View Full Version : Calling all cross-platform wizzkids!

10-23-2003, 02:01 AM
Hi everyone. I have a problem I need help to solve. I shall try to explain as best I can.

I work mainly on a mac for design work, and then convert the results into DXF for Vector to import on the PC.
I recently have been having problems with the Mac Hard disc. I decided to reformat.

I managed to transfer all my programs and data as follows.

First from the mac into a 100mb Zip, then, via a PC, to a cd.

I used AHEAD software with a drag and drop cd writer.

It took all day, but finally I "Saved" all the software, and reformatted the mac's hard disc.

Now when I come to reload the software, The mac doesnt recognise anything as an application, instead it seems to see everything as a document requiring a program to run it. There are literally dozens of small shareware and freeware programs I have downloaded from the web over the years which I use all the time to make my life easier, and they all come up with a blank icon and cannot open. Most of them are now irreplaceable.

Obviously the process of saving on the CD has changed them in some way, stripped them of some vital bit of code that tells the mac how to treat them.

They all appear to have the same size as before, and their names have not changed in any way.

Does anyone know what to do?

10-23-2003, 04:16 AM
Each file on a Macintosh has two forks: a resource fork and a data fork. The resource fork holds things like icons and string tables and code resources. Your CD writer on the PC did not save the resource fork. When you transfer a Macintosh file to a PC, you will probably lose the resource fork. That is generally true. It is possible to write a CD in Mac format. Your CD writer on your PC was probably set to write in ISO9660 or Joliet format. The best way to transfer files from a Macintosh to a PC is to compress everything into an archive file first on the Macintosh because that will save both the resource and data forks in the archive. If you had done that, you would have been able to transfer the archive from the Mac to the PC and then back to the Macintosh, uncompress it, and everything would have been fine. Since you didn't do that, you lost the resource forks. The Macintosh programs that you transferred will be unusable, and you'll have to install them again from the CD or download them again. However, you should be able to open data files from the program which created them. You won't be able to double-click on the data files to start the program, because you have lost the resource fork to those files. If you launch the Mac program first, and then open the data file from within the program and then save the file, that should restore the resource fork for that data file. It is possible to repair individual data files by opening them in ResEdit or Resorcerer and then setting their TYPE attributes to the program which created them. After that, it should be possible to double click on the data files to open them (if you have the program installed). Sorry for your loss.

10-23-2003, 05:04 AM
Hi Simon,

Assuming you had irreplaceable data/applications, I would try to salvage the data with data recovery software like VirtualLab (http://www.binarybiz.com/vlab/mac.php) - essentially unformatting your disk. Then do what Mike said- compress the data with something like StuffIt (Sit), then burn it on the PC. Format Mac drive, install UnStuffit, & restore the data with UnSit.

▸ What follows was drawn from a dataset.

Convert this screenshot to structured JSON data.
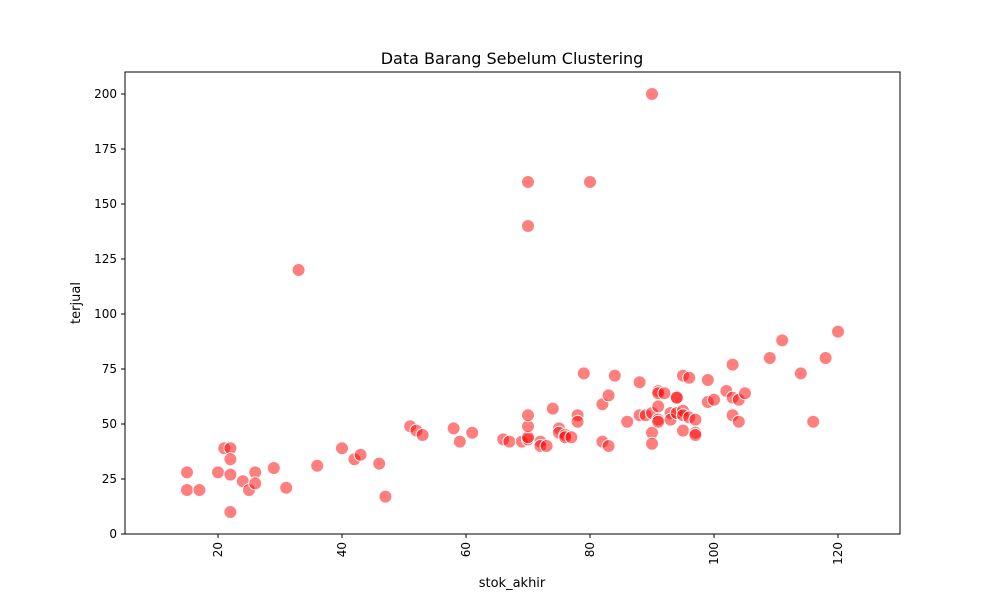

If you've written new data to the disk, those sectors may not be recoverable/unformattable.

If the cross platform stuff is getting old, or your tired of finding that apps you want won't work on a Mac, you may want to try Virtual PC for Mac (http://www.microsoft.com/mac/products/virtualpc/virtualpc.aspx?pid=virtualpc). At work, we were shocked to see some apps that we wrote for the PC worked fine on a Mac using this software. Supposedly, it also allows you to use cross platform files directly without conversions.


10-23-2003, 04:20 PM
Hi Mike and John

Thanks for your input. The problem seems to have solved itself by reversing the process, copying onto a zip first, and then back into the mac. The zip seems to reconstruct the applications in the way they were intended.
I noticed that while copying onto the PC, some strange files appeared called resource fork, which were invisible on the mac. Thanks to Mike I now understand what they were.